Wednesday, July 12, 2006

What is an appropriate amount of teaching for graduate students?

There are contradictory stories on teaching by graduate students in the current issue of the Times Higher Education Supplement (effectively, the Chronicle of Higher Education for those of us in the UK). Both relate to a recent conference at the University of Aberdeen in Scotland.

The first story is "PhDs Told to Avoid Too Much Teaching" (subscription only). An excerpt:

"Postgraduates must resist pressure from managers to take on a teaching load so heavy that it affects their research, a conference has heard. John McKenzie, a PhD researcher and teaching assistant in Aberdeen University's sociology department, told a national postgraduate conference held at the university this week that postgraduate teaching experience could have positive and negative effects. Mr McKenzie, who is in the third year of a part-time PhD on contemporary spirituality in Scotland, does up to 12 hours of tutoring and 20 hours as a care officer a week in addition to his research."

Yet, then there is a story "Postgraduates Told: Those Who Can, Teach" as well (subscription only). An excerpt:

"Engaging with students is a matter of integrity, and it can improve promotion prospects, reports Olga Wojtas from a conference of postgraduates. Research is not the be all and end all in higher education so if you don't want to teach then don't bother becoming an academic, a postgraduate conference was told last week. [Professor Trevor Salmon] also warned that teaching was one of the criteria for promotion. "A lot of people think it's research, research, research. Maybe it is if you're a Nobel prizewinner, but if you're an ordinary mortal and you're poor at teaching, that hurts your promotion prospects."

Which gives the best advice? Should a graduate student teach only to gain a bit of experience or is it a shining path leading to a pot of gold?

When I was a graduate student only a few years ago, my supervisors recommended taking on minimal teaching only---if I wanted a job, the goal was to keep publishing. Better still was advice given to a friend of mine (and stated at graduate conferences elsewhere): if given the choice of publishing one article or teaching one course, take the article each and every time.

A bit of experience is very important; indeed, teaching is very important. This is true wherever one goes. However, entry level academic positions need not require extensive teaching. Those with a publication or two and only a dose of teaching experience will almost always see off applicants with plenty of teaching experience and no publications. There is a balance between the two, often tilted towards publications. It is therefore important to get this balance correct.

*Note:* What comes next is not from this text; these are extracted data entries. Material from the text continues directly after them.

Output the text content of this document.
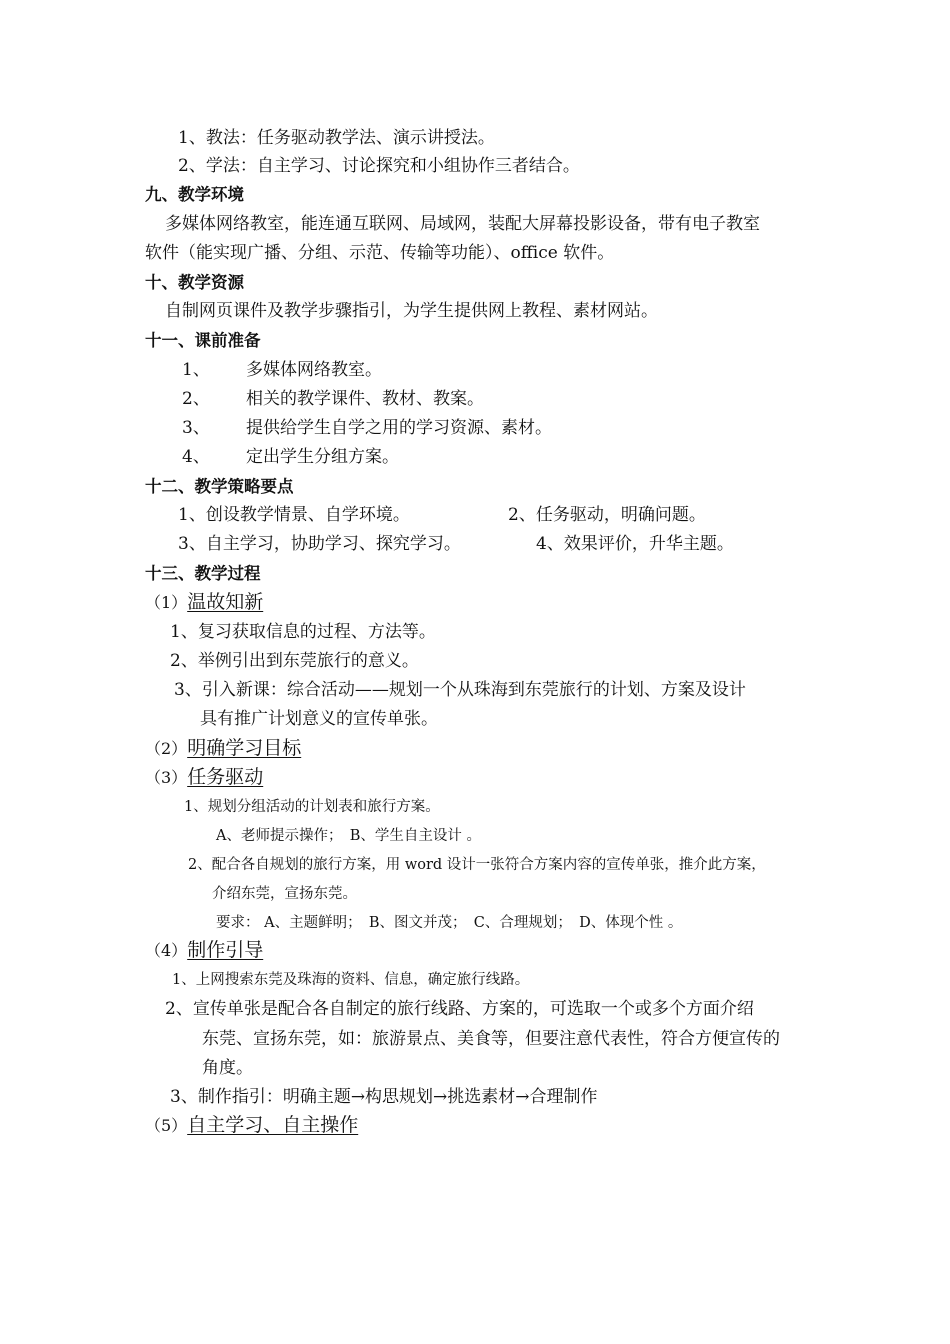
1、教法：任务驱动教学法、演示讲授法。
2、学法：自主学习、讨论探究和小组协作三者结合。
九、教学环境
多媒体网络教室，能连通互联网、局域网，装配大屏幕投影设备，带有电子教室
软件（能实现广播、分组、示范、传输等功能）、office 软件。
十、教学资源
自制网页课件及教学步骤指引，为学生提供网上教程、素材网站。
十一、课前准备
1、 多媒体网络教室。
2、 相关的教学课件、教材、教案。
3、 提供给学生自学之用的学习资源、素材。
4、 定出学生分组方案。
十二、教学策略要点
1、创设教学情景、自学环境。	2、任务驱动，明确问题。
3、自主学习，协助学习、探究学习。	4、效果评价，升华主题。
十三、教学过程
（1）温故知新
1、复习获取信息的过程、方法等。
2、举例引出到东莞旅行的意义。
3、引入新课：综合活动——规划一个从珠海到东莞旅行的计划、方案及设计
具有推广计划意义的宣传单张。
（2）明确学习目标
（3）任务驱动
1、规划分组活动的计划表和旅行方案。
A、老师提示操作；　B、学生自主设计 。
2、配合各自规划的旅行方案，用 word 设计一张符合方案内容的宣传单张，推介此方案，
介绍东莞，宣扬东莞。
要求： A、主题鲜明；　B、图文并茂；　C、合理规划；　D、体现个性 。
（4）制作引导
1、上网搜索东莞及珠海的资料、信息，确定旅行线路。
2、宣传单张是配合各自制定的旅行线路、方案的，可选取一个或多个方面介绍
东莞、宣扬东莞，如：旅游景点、美食等，但要注意代表性，符合方便宣传的
角度。
3、制作指引：明确主题→构思规划→挑选素材→合理制作
（5）自主学习、自主操作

It is somewhat disingenuous to suggest that graduate students should be teaching plenty now so that they might earn promotion later. I know of no instance where past teaching as a graduate student helped earn promotion for a tenure-track staff member later in his/her career. We all know of stories where past publications have benefitted (and rightly so) people for some time post-publication and (in some cases) throughout his/her career. Yes, successful promotion applications normally demonstrate at least competence and often better teaching abilities. Yes, these skills are not learned overnight. However, a graduate student should be receiving advice that will help him/her gain a job. Promotion advice is only helpful for those no longer students. Plus, the best promotion advice is to publish in premier journals and engage in high visibility endeavours.

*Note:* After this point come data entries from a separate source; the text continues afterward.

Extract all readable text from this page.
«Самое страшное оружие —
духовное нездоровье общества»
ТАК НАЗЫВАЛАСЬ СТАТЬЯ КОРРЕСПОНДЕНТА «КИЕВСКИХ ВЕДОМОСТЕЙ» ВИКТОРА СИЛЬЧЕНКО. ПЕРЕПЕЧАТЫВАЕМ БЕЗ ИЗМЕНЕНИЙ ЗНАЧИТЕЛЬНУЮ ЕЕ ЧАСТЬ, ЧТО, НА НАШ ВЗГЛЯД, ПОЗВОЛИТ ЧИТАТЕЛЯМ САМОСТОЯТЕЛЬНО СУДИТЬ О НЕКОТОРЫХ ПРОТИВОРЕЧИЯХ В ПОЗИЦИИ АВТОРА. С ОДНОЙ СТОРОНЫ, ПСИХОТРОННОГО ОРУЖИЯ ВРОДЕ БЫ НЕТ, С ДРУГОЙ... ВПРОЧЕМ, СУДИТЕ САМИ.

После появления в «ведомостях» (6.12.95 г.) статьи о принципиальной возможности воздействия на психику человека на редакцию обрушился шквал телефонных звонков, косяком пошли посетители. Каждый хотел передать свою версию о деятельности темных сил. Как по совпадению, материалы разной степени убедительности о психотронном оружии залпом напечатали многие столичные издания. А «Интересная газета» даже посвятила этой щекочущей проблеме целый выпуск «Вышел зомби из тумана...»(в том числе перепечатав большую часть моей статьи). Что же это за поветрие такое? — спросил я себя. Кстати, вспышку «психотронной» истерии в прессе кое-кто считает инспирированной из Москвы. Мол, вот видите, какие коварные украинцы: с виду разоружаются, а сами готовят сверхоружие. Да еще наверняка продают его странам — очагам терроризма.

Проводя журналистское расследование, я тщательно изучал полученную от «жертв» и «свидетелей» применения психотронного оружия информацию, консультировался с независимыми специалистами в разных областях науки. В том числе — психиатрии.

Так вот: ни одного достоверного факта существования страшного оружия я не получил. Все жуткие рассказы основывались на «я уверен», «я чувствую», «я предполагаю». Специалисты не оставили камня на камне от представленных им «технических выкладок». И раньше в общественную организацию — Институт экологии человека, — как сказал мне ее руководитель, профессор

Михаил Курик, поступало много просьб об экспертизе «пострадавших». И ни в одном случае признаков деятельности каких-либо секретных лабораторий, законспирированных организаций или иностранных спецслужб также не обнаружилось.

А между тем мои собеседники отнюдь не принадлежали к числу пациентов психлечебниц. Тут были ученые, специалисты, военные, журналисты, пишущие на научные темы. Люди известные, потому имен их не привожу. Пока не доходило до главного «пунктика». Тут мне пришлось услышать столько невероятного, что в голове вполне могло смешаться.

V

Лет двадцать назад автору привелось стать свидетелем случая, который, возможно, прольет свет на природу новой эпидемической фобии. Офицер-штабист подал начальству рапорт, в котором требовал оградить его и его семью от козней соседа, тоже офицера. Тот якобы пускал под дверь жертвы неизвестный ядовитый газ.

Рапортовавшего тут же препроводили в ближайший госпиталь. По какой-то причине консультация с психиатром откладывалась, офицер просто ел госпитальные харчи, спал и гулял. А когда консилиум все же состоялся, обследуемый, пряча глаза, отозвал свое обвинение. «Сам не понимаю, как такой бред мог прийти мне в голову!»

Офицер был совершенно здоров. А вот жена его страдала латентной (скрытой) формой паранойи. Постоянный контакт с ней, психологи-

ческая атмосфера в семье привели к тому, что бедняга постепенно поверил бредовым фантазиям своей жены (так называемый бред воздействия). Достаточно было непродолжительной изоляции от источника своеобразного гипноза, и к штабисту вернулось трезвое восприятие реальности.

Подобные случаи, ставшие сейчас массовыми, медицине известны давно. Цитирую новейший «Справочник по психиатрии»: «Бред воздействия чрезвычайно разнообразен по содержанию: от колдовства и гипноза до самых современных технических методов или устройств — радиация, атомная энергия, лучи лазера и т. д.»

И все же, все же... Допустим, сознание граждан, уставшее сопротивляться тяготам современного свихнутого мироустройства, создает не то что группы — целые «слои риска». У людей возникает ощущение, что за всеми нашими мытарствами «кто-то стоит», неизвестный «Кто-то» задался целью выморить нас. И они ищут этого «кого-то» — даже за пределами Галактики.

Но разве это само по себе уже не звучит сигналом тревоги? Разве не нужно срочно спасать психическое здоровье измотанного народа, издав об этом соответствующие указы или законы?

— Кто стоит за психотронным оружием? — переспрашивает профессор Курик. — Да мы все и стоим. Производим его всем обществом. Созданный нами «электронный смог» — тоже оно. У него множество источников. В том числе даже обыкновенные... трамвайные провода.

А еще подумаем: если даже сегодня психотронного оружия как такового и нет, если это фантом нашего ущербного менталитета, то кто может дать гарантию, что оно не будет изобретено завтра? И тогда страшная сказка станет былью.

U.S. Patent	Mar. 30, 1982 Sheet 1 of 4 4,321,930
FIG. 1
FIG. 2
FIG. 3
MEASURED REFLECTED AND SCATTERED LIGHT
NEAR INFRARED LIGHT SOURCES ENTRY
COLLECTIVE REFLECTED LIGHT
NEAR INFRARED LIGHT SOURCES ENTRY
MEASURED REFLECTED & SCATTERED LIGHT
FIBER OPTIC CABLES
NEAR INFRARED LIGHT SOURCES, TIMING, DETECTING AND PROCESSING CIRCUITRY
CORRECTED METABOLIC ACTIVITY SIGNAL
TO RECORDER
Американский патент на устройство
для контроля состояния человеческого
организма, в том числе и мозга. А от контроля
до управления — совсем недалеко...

I am reminded of the late Professor Warren E. Miller (Political Science, Arizona State University), formerly President of the American Political Science Association. His students recanted that lectures consisted of reading chapters from his book: when time elapsed, he asked students to read the rest of the chapter. And on it went. Yet, he was the kind of fellow who could get away with it, a leading figure (indeed, towering figure) in the field and full of terrific advice I've continued to benefit from.

Always best to be a better researcher than teacher, although better still to be a good teacher. This is advice for one's career. The best advice for graduate students remains: teach no more than a course and publish, publish, publish.